Solves the system. For dynamic LayerDynamic, the return is different, check :return. 1. Computes the energy functional. 2. Computes the gradient of the energy functional. 3. Performs a gradient descent to find the equilibrium position. Returns the equilibrium position and frequencies in [GHz]. If there's only one layer, the frequency is computed analytically. For full analytical solution, see: analytical_field_scan

Parameters:

Name Type Description Default
init_position np.ndarray

initial position for the gradient descent.
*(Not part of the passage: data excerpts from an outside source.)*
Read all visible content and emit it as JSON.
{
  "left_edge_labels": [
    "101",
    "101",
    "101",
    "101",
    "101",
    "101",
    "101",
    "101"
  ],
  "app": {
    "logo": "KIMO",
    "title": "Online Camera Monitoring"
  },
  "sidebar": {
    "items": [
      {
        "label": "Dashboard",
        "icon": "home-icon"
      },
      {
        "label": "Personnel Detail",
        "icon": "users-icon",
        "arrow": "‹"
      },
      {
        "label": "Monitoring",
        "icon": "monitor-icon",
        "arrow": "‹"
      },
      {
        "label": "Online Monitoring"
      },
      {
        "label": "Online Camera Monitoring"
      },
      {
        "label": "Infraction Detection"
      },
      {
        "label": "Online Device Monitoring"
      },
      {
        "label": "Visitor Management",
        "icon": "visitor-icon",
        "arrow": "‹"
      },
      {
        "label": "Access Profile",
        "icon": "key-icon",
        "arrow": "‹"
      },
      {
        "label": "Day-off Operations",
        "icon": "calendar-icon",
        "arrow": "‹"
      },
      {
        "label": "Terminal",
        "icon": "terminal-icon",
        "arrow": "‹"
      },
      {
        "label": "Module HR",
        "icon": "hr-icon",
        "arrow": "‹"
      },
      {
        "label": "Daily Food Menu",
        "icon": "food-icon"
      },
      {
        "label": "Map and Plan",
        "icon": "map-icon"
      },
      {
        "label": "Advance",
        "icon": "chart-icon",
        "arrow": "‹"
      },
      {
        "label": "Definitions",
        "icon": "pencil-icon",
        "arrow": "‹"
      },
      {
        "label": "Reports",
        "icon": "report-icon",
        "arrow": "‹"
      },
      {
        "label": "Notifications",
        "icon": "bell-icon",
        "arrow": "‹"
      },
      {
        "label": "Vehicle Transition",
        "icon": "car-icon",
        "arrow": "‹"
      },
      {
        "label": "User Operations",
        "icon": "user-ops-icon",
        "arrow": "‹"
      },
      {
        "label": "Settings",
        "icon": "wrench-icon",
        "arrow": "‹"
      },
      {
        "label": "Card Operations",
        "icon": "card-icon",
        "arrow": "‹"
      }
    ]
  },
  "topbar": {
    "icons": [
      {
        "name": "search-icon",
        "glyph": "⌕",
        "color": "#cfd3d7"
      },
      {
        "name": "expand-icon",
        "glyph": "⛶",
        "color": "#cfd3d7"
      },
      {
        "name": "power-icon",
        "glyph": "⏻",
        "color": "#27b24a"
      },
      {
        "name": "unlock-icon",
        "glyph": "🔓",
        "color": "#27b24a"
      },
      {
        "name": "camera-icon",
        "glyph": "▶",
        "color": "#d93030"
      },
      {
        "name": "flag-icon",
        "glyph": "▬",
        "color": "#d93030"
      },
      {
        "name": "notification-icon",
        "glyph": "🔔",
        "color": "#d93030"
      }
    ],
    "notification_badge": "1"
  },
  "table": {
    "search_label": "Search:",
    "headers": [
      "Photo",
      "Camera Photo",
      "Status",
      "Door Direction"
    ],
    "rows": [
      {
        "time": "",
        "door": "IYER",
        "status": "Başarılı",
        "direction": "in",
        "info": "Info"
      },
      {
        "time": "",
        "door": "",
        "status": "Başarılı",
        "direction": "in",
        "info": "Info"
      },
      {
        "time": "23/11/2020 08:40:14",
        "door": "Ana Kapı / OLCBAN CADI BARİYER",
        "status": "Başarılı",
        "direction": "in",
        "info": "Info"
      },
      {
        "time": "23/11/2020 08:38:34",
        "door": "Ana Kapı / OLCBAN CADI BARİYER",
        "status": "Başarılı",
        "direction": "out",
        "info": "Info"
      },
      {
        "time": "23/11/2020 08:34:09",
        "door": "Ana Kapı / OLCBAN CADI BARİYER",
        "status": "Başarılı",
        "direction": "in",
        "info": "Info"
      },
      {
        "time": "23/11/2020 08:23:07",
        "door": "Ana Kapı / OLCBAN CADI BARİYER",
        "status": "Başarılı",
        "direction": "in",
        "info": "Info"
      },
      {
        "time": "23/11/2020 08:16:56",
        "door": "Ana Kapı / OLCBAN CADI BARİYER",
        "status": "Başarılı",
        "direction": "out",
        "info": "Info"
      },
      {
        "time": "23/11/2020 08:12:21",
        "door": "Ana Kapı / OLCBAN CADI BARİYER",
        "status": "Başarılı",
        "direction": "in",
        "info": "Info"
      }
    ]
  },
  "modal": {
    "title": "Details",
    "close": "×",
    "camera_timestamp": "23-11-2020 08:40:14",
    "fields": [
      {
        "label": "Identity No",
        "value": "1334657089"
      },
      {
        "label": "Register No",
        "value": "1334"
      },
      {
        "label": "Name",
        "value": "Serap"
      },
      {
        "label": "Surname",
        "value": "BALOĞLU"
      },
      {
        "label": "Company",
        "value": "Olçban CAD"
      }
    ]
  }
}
Must be a 1D array of size 2 * number of layers (theta, phi)

required
max_steps int

maximum number of gradient steps.

1000000000.0
learning_rate float

the learning rate (descent speed).

0.0001
adam_tol float

tolerance for the consecutive Adam minima.

1e-08
first_momentum_decay float

constant for the first momentum.

0.9
second_momentum_decay float

constant for the second momentum.

0.999
perturbation float

the perturbation to use for the numerical gradient computation.

0.001
ftol float

tolerance for the frequency search. [numerical only]

10000000.0
max_freq float

maximum frequency to search for. [numerical only]

80000000000.0
force_single_layer bool

whether to force the computation of the frequencies for each layer individually.

False
force_sb bool

whether to force the computation of the frequencies. Takes effect only if the layers are LayerDynamic, not LayerSB.

False

Returns:

Type Description

equilibrium position and frequencies in [GHz] (and eigenvectors if LayerDynamic instead of LayerSB).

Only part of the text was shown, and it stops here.